Je pense que les new-yorkais sont plus ouverts en terme de business. Si j’étais resté à Londres, monter Rag&Bone sans avoir aucune expérience dans la mode, la création ou l’industrie textile aurait été impossible. Il n’y aurait eu aucun soutien de la part de quiconque, parce que la mentalité britannique n’est pas entrepreneur-friendly mon avis. Aux Etats-Unis, n’importe qui peut être entrepreneur et parvenir à ses fins.
Voter pour un nouveau président ?
Je n’ai pas beaucoup suivi la politique au Royaume Uni depuis mon départ. J’avais étudié les systèmes politiques anglais et américains à l’école, et les deux se valent en terme de médiocrité.
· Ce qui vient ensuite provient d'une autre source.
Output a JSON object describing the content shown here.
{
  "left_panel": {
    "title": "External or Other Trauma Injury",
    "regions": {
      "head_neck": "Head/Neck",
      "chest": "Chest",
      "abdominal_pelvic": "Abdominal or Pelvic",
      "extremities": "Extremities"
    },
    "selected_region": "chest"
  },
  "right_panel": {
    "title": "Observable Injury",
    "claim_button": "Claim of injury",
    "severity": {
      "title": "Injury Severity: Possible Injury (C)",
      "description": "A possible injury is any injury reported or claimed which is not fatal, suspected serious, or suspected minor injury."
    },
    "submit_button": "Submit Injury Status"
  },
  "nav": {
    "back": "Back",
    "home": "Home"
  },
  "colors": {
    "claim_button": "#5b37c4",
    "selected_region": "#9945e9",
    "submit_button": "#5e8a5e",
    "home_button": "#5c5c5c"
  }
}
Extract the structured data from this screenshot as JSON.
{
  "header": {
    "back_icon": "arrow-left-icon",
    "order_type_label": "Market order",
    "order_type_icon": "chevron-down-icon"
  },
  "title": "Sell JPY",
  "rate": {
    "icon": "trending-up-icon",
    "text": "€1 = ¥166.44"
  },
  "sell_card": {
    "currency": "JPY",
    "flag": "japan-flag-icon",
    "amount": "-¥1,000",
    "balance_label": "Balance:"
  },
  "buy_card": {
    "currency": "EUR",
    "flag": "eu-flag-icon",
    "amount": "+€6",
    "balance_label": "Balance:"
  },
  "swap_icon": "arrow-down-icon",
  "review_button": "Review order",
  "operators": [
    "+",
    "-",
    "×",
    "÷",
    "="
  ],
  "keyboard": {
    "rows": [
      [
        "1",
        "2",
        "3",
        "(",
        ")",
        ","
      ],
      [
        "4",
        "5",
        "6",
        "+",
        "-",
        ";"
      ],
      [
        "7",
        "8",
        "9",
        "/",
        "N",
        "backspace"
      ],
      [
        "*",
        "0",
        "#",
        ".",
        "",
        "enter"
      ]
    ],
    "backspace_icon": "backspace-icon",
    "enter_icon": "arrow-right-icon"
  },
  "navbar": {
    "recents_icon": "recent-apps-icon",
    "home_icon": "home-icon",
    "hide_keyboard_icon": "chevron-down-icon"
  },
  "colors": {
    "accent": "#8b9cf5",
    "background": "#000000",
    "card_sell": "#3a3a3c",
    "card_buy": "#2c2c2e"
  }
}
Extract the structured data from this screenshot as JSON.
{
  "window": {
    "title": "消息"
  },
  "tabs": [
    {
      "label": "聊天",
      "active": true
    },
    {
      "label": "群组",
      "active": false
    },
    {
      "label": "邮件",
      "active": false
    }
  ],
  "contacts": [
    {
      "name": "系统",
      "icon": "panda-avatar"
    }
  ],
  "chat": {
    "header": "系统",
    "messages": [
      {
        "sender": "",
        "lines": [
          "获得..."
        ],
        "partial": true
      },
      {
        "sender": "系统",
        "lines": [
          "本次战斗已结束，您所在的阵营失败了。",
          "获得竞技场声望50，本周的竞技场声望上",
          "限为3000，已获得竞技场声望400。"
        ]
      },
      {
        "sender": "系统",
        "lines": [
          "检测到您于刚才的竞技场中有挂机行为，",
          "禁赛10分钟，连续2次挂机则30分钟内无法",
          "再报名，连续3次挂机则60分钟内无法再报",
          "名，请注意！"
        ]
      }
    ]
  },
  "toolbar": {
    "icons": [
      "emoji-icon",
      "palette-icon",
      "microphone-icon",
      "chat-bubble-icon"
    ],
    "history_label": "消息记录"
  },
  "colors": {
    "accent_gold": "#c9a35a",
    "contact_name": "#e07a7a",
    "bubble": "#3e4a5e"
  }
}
Aucun des deux ne fonctionne, c’est terrible. Cela a changé beaucoup de choses, notamment avec l’élection de Trump. J’ai l’impression d’être dans une télé-réalité géante, du genre « Keeping Up With The Kardashians » : on sait que c’est bête, réducteur, mais on ne peut pas s’empêcher de le regarder. C’est une sorte d’addiction malsaine. A Londres, c’est beaucoup moins excitant. Theresa May me donne des envies de dépression. Mais la situation géo-politique est la même dans le monde entier, parallèlement à la mutation du monde de la mode. C’est terrifiant mais grisant, on a envie de savoir ce qu'il va se passer.